To be sure, if you believe, as the professor, and, perhaps Barack Obama, do, that one’s short term economic interest — i.e. — how much disposable income do I have today, from any possible source — is the most important measure of well being, well, forgoing government hand-outs might be dumb. Luckily for most of us that old work ethic, and the sturdy yeoman independence that has been part of the cultural fabric of America since the Puritans landed at Plymouth Rock, hasn’t been utterly eradicated yet.

Joe, for instance, is pretty clear about it. He is also clear about the temptation of taking the money, when you are younger and haven’t yet reaped the rewards of your work. Joe explains, beautifully, that for most of us there is a natural economic trajectory, in which you start off earning little, your salary rises over time, and if you are resourceful, in middle age you are at your economic peak and maybe in a position to buy the business. This combination of effort and personal choice, exercised by millions of Americans of their own volition, created the great economy we have all known (until the government pushed the bankers to distort the rules . . .) 

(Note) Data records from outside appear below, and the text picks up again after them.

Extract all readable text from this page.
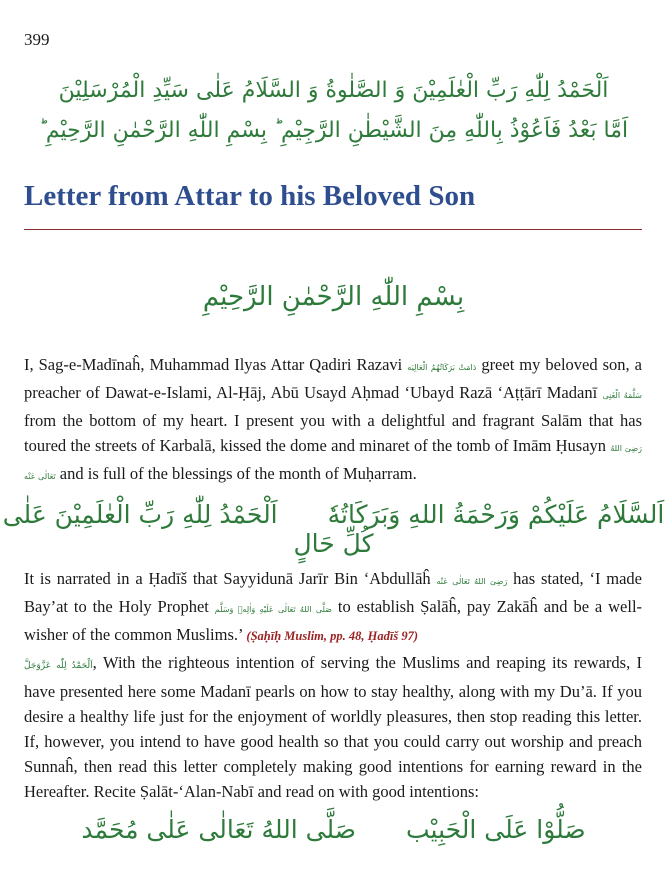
399
اَلْحَمْدُ لِلّٰهِ رَبِّ الْعٰلَمِيْنَ وَ الصَّلٰوةُ وَ السَّلَامُ عَلٰى سَيِّدِ الْمُرْسَلِيْنَ
اَمَّا بَعْدُ فَاَعُوْذُ بِاللّٰهِ مِنَ الشَّيْطٰنِ الرَّجِيْمِ ؕ بِسْمِ اللّٰهِ الرَّحْمٰنِ الرَّحِيْمِ ؕ
Letter from Attar to his Beloved Son
بِسْمِ اللّٰهِ الرَّحْمٰنِ الرَّحِيْمِ

I, Sag-e-Madīnaĥ, Muhammad Ilyas Attar Qadiri Razavi دَامَتْ بَرَكَاتُهُمُ الْعَالِيَه greet my beloved son, a preacher of Dawat-e-Islami, Al-Ḥāj, Abū Usayd Aḥmad ‘Ubayd Razā ‘Aṭṭārī Madanī سَلَّمَهُ الْغَنِی from the bottom of my heart. I present you with a delightful and fragrant Salām that has toured the streets of Karbalā, kissed the dome and minaret of the tomb of Imām Ḥusayn رَضِیَ اللهُ تَعَالٰی عَنْه and is full of the blessings of the month of Muḥarram.

اَلسَّلَامُ عَلَيْكُمْ وَرَحْمَةُ اللهِ وَبَرَكَاتُهٗاَلْحَمْدُ لِلّٰهِ رَبِّ الْعٰلَمِيْنَ عَلٰى كُلِّ حَالٍ

It is narrated in a Ḥadīš that Sayyidunā Jarīr Bin ‘Abdullāĥ رَضِیَ اللهُ تَعَالٰی عَنْه has stated, ‘I made Bay’at to the Holy Prophet صَلَّی اللهُ تَعَالٰی عَلَيْهِ وَاٰلِهٖ وَسَلَّم to establish Ṣalāĥ, pay Zakāĥ and be a well-wisher of the common Muslims.’ (Ṣaḥīḥ Muslim, pp. 48, Ḥadīš 97)

اَلْحَمْدُ لِلّٰه عَزَّوَجَلَّ, With the righteous intention of serving the Muslims and reaping its rewards, I have presented here some Madanī pearls on how to stay healthy, along with my Du’ā. If you desire a healthy life just for the enjoyment of worldly pleasures, then stop reading this letter. If, however, you intend to have good health so that you could carry out worship and preach Sunnaĥ, then read this letter completely making good intentions for earning reward in the Hereafter. Recite Ṣalāt-‘Alan-Nabī and read on with good intentions:

صَلُّوْا عَلَى الْحَبِيْبصَلَّى اللهُ تَعَالٰى عَلٰى مُحَمَّد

Now President Obama is sorry that he will have to “punish” (his word) the hard workers, in particular the successful ones, but the wealth must be spread around.

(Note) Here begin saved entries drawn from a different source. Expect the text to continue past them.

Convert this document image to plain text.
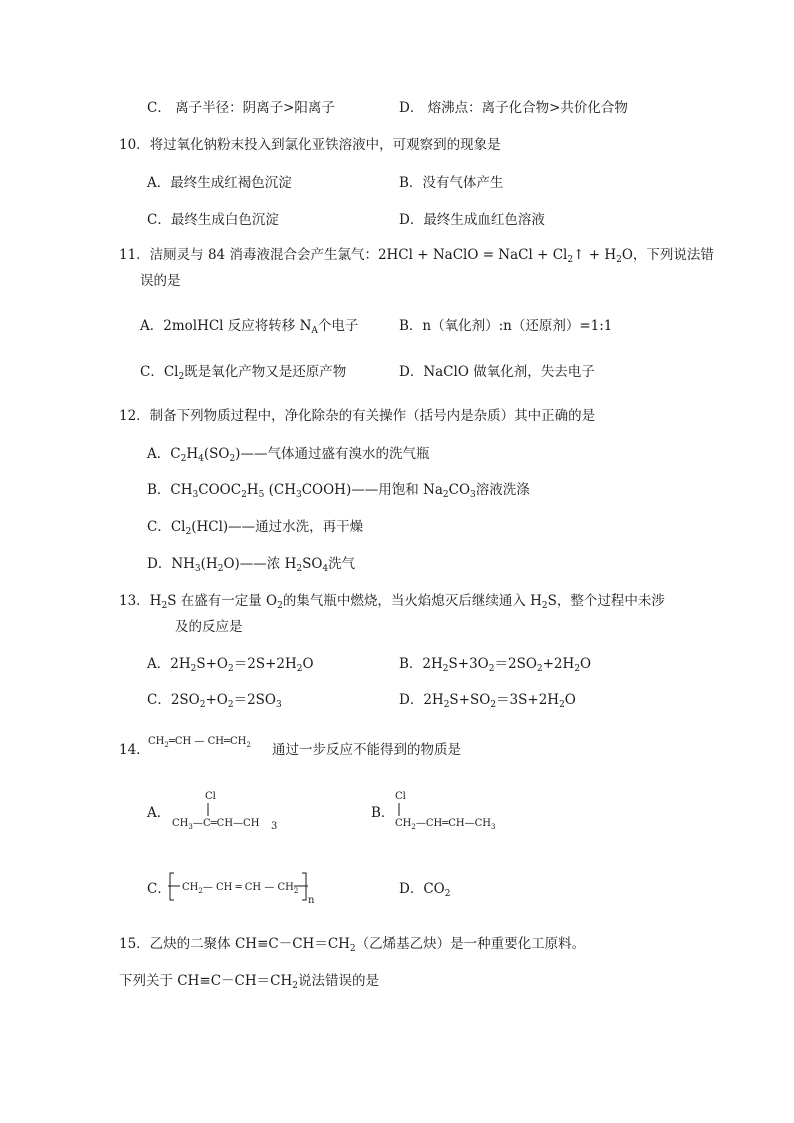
C． 离子半径：阴离子>阳离子	D． 熔沸点：离子化合物>共价化合物
10．将过氧化钠粉末投入到氯化亚铁溶液中，可观察到的现象是
A．最终生成红褐色沉淀	B．没有气体产生
C．最终生成白色沉淀	D．最终生成血红色溶液
11．洁厕灵与 84 消毒液混合会产生氯气：2HCl + NaClO = NaCl + $Cl_2↑ + H_2O$，下列说法错
误的是
A．2molHCl 反应将转移 $N_A$个电子	B．n（氧化剂）:n（还原剂）=1:1
C．$Cl_2$既是氧化产物又是还原产物	D．NaClO 做氧化剂，失去电子
12．制备下列物质过程中，净化除杂的有关操作（括号内是杂质）其中正确的是
A．$C_2H_4(SO_2)——$气体通过盛有溴水的洗气瓶
B．$CH_3COOC_2H_5$ $(CH_3COOH)——$用饱和 $Na_2CO_3$溶液洗涤
C．$Cl_2(HCl)——$通过水洗，再干燥
D．$NH_3(H_2O)——$浓 $H_2SO_4$洗气
13．$H_2S$ 在盛有一定量 $O_2$的集气瓶中燃烧，当火焰熄灭后继续通入 $H_2S$，整个过程中未涉
及的反应是
A．$2H_2S+O_2=2S+2H_2O$	B．$2H_2S+3O_2=2SO_2+2H_2O$
C．$2SO_2+O_2=2SO_3$	D．$2H_2S+SO_2=3S+2H_2O$
14．
$CH_2═CH$ — $CH═CH_2$ 通过一步反应不能得到的物质是
A．
Cl
$CH_3—$ C═CH—CH 3
B．
Cl
$CH_2—CH═CH—CH_3$
C． $CH_2—$ CH ═ CH — $CH_2$
n
D．$CO_2$
15．乙炔的二聚体 $CH\equiv C-CH=CH_2$（乙烯基乙炔）是一种重要化工原料。
下列关于 $CH\equiv C-CH=CH_2$说法错误的是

It was only a decade ago that this country did away with “welfare as we knew it,” because it had become all too evident that it functioned more as a trap than as a safety net. The group of “spreading the wealth” policies known as the Great Society should have demonstrated conclusively, for all time, that if you could make poor people rich just by giving them money, they would all be comfortable enough. Did we not learn that welfare undermines the kind of ambition, personal discipline, and habits of mind needed to expend the effort to educate oneself, earn money, save, invest, and accomplish things? The most enduring legacy of “welfare as we knew it” was the destruction of marriage as the fundamental institution for raising children in most of this country’s black community, and among a large chunk of low income whites, as the nation’s continuing crisis level out-of-wedlock childbearing rates demonstrate. 

There are a many sayings along the lines of Santayana’s “Those who don’t know history are doomed to repeat it.” I always imagined that the history in question referred to events more than a couple of decades old. Or maybe old George simply forgot to tell us that knowing it does not necessarily absolve us from being prey to making the same mistakes, in service of a new leader’s ambitions. Actually, if this nation elects someone who is promising (or lying about his intentions) to socialize much of the economy, it will merely verify what Hegel had to say on the subject: “What experience and history teach is this — that people and governments never have learned anything from history, or acted on principles.”

Except, of course, Joe and the rest of us who believe those old, free market, small government, individual liberty principles. In an election campaign that might come straight from the pages of an Alan Drury novel, (or Fletcher Knebel, my early favorite), Joe the plumber may well become John McCain’s most effective surrogate.